Des acteurs tragiques mais au quotidien, sans occulter la grandeur des vers cornéliens, jouant et se déplaçant avec naturel, bref un vrai bonheur. Aidés en cela par une mise en scène au cordeau, respectueuse du texte, de l'esprit et du sens, mais inventive sans dénaturer les vers. Une mise en scène contemporaine dans les deux cas, évocatrice de toutes les époques qui bafouèrent la dignité humaine au nom de la passion pour le pouvoir, et osant rajouter quelques traits à la lettre, mimiques, gestes évocateurs, mais sans jamais trahir Corneille. Une mise en scène au service de l'auteur, mais rendant présents au spectateur du XXIème siècle les états d'âme de ceux d'il y a trois cents ans (bientôt 400 !). Bref, un nom à retenir que celui de Brigitte Jaques-Wageman, sans doute reconnu puisque  ces deux pièces ont déjà été présentées au Théâtre de la Ville/Les Abbesses.

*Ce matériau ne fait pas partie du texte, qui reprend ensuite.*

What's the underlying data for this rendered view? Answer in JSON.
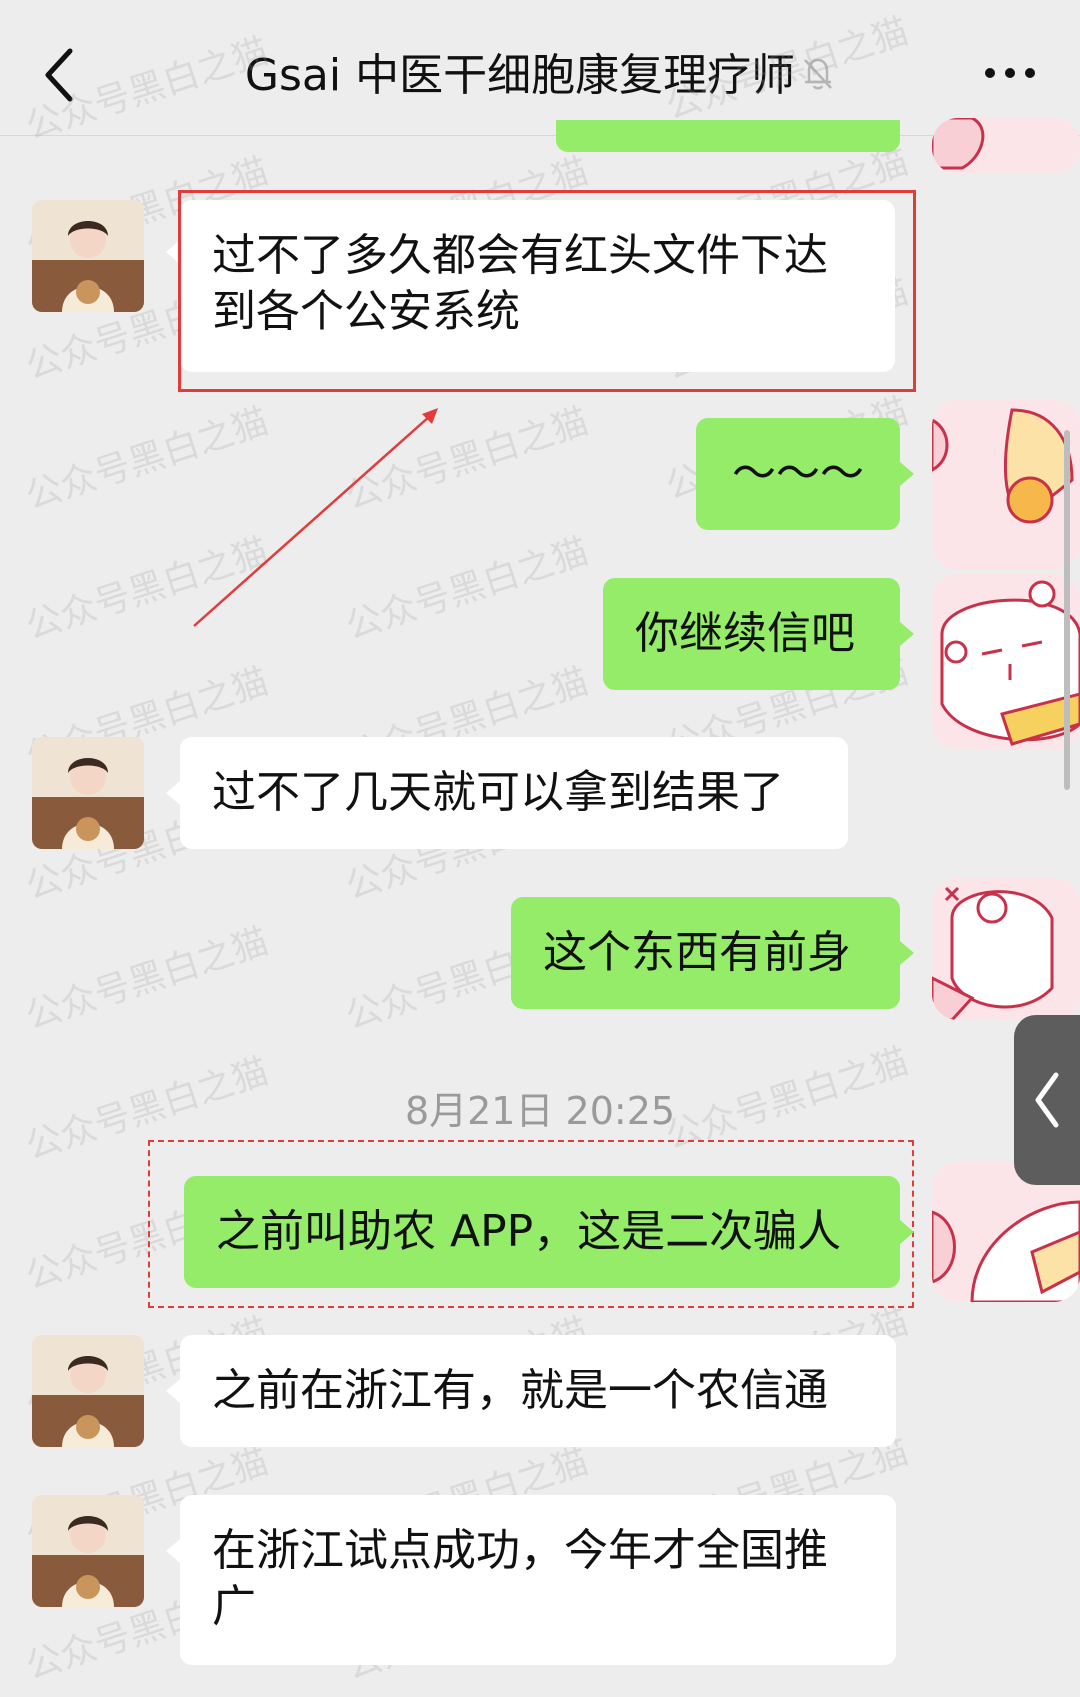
{
  "header": {
    "title": "Gsai 中医干细胞康复理疗师",
    "muted": true
  },
  "messages": [
    {
      "side": "left",
      "text": "过不了多久都会有红头文件下达到各个公安系统"
    },
    {
      "side": "right",
      "text": "～～～"
    },
    {
      "side": "right",
      "text": "你继续信吧"
    },
    {
      "side": "left",
      "text": "过不了几天就可以拿到结果了"
    },
    {
      "side": "right",
      "text": "这个东西有前身"
    },
    {
      "side": "right",
      "text": "之前叫助农 APP，这是二次骗人"
    },
    {
      "side": "left",
      "text": "之前在浙江有，就是一个农信通"
    },
    {
      "side": "left",
      "text": "在浙江试点成功，今年才全国推广"
    }
  ],
  "timestamp": "8月21日 20:25",
  "watermark_text": "公众号黑白之猫",
  "colors": {
    "background": "#ededed",
    "sent_bubble": "#95ec69",
    "received_bubble": "#ffffff",
    "annotation": "#e23b3b"
  },
  "icons": {
    "back": "chevron-left-icon",
    "mute": "bell-slash-icon",
    "more": "more-dots-icon",
    "side_tab": "chevron-left-icon"
  }
}
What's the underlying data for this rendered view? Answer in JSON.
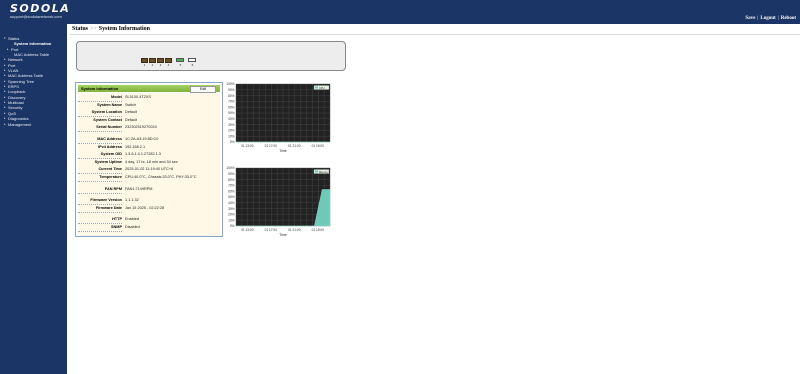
{
  "header": {
    "logo": "SODOLA",
    "email": "support@sodolanetwork.com",
    "links": [
      "Save",
      "Logout",
      "Reboot"
    ]
  },
  "sidebar": {
    "items": [
      {
        "label": "Status",
        "level": 0,
        "arrow": "▾"
      },
      {
        "label": "System Information",
        "level": 2,
        "active": true
      },
      {
        "label": "Port",
        "level": 1,
        "arrow": "▸"
      },
      {
        "label": "MAC Address Table",
        "level": 2
      },
      {
        "label": "Network",
        "level": 0,
        "arrow": "▸"
      },
      {
        "label": "Port",
        "level": 0,
        "arrow": "▸"
      },
      {
        "label": "VLAN",
        "level": 0,
        "arrow": "▸"
      },
      {
        "label": "MAC Address Table",
        "level": 0,
        "arrow": "▸"
      },
      {
        "label": "Spanning Tree",
        "level": 0,
        "arrow": "▸"
      },
      {
        "label": "ERPS",
        "level": 0,
        "arrow": "▸"
      },
      {
        "label": "Loopback",
        "level": 0,
        "arrow": "▸"
      },
      {
        "label": "Discovery",
        "level": 0,
        "arrow": "▸"
      },
      {
        "label": "Multicast",
        "level": 0,
        "arrow": "▸"
      },
      {
        "label": "Security",
        "level": 0,
        "arrow": "▸"
      },
      {
        "label": "QoS",
        "level": 0,
        "arrow": "▸"
      },
      {
        "label": "Diagnostics",
        "level": 0,
        "arrow": "▸"
      },
      {
        "label": "Management",
        "level": 0,
        "arrow": "▸"
      }
    ]
  },
  "breadcrumb": {
    "section": "Status",
    "separator": ">>",
    "page": "System Information"
  },
  "device": {
    "ports": [
      "1",
      "2",
      "3",
      "4"
    ],
    "sfp_ports": [
      "5",
      "6"
    ],
    "colors": {
      "port_active": "#4caf50",
      "port_body": "#6b4f2a"
    }
  },
  "info": {
    "title": "System Information",
    "edit_label": "Edit",
    "rows": [
      {
        "label": "Model",
        "value": "SL5100-4T2XS"
      },
      {
        "label": "System Name",
        "value": "Switch"
      },
      {
        "label": "System Location",
        "value": "Default"
      },
      {
        "label": "System Contact",
        "value": "Default"
      },
      {
        "label": "Serial Number",
        "value": "232302519270024"
      },
      {
        "label": "MAC Address",
        "value": "1C:2A:A3:19:8D:C0"
      },
      {
        "label": "IPv4 Address",
        "value": "192.168.2.1"
      },
      {
        "label": "System OID",
        "value": "1.3.6.1.4.1.27282.1.3"
      },
      {
        "label": "System Uptime",
        "value": "4 day, 17 hr, 18 min and 34 sec"
      },
      {
        "label": "Current Time",
        "value": "2025-01-02 11:19:40 UTC+8"
      },
      {
        "label": "Temperature",
        "value": "CPU:40.0°C, Chassis:33.0°C, PHY:33.0°C"
      },
      {
        "label": "FAN RPM",
        "value": "FAN1:7149RPM"
      },
      {
        "label": "Firmware Version",
        "value": "1.1.1.32"
      },
      {
        "label": "Firmware Date",
        "value": "Jan 15 2025 - 02:22:28"
      },
      {
        "label": "HTTP",
        "value": "Enabled"
      },
      {
        "label": "SNMP",
        "value": "Disabled"
      }
    ]
  },
  "chart_data": [
    {
      "type": "area",
      "legend": [
        "CPU"
      ],
      "y_ticks": [
        "100%",
        "90%",
        "80%",
        "70%",
        "60%",
        "50%",
        "40%",
        "30%",
        "20%",
        "10%",
        "0%"
      ],
      "ylim": [
        0,
        100
      ],
      "x": [
        "01 13:00",
        "01 17:00",
        "01 21:00",
        "01 15:00"
      ],
      "xlabel": "Time",
      "series": [
        {
          "name": "CPU",
          "values": [
            0,
            0,
            0,
            0,
            0,
            0
          ]
        }
      ],
      "grid": true,
      "colors": {
        "background": "#222222",
        "fill": "#6fc9b8"
      }
    },
    {
      "type": "area",
      "legend": [
        "Memory"
      ],
      "y_ticks": [
        "100%",
        "90%",
        "80%",
        "70%",
        "60%",
        "50%",
        "40%",
        "30%",
        "20%",
        "10%",
        "0%"
      ],
      "ylim": [
        0,
        100
      ],
      "x": [
        "01 13:00",
        "01 17:00",
        "01 21:00",
        "01 15:00"
      ],
      "xlabel": "Time",
      "series": [
        {
          "name": "Memory",
          "values": [
            0,
            0,
            0,
            0,
            0,
            0,
            0,
            0,
            0,
            0,
            0,
            63,
            63
          ]
        }
      ],
      "grid": true,
      "colors": {
        "background": "#222222",
        "fill": "#6fc9b8"
      }
    }
  ]
}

Alter, ravi de sa journée et les mirettes encore éblouies d'essais, de poignards et d'envolées diverses, me déclarait au soir : "Finalement, un match de rugby, c'est Cornélien. Pas de fatalité à la Racine, il y a un vainqueur et un vaincu, et le combat est rude" !! Dans un sens il a raison, et de plus, le théâtre est vraiment affaire de groupe, de travail d'équipe et une pièce réussie est celle dans laquelle la cohésion entre acteurs, auteur et metteur en scène est parfaite. Dans les deux cas on est reconnaissant à l'équipe qui a "mouillé le maillot" de tout le plaisir qu'elle nous a donné.

8 commentaires:

  1. Oui au grand écran ! quel plaisir de regarder hier soir la retransmission, de l'opéra il n'y a que pour les ballets que ça reste encore trop petit. Aller à un spectacle à Bordeaux devient un peu difficile, le retour est pénible l'hiver, ah ces vieux qui n'y voient plus pour conduire la nuit ! nous étions à un concert la semaine dernière La 5eme de Mahler dans le cadre somptueux que tu dois connaître ! Je dirais passable sans le frisson qui fait tout le plaisir de l'écoute.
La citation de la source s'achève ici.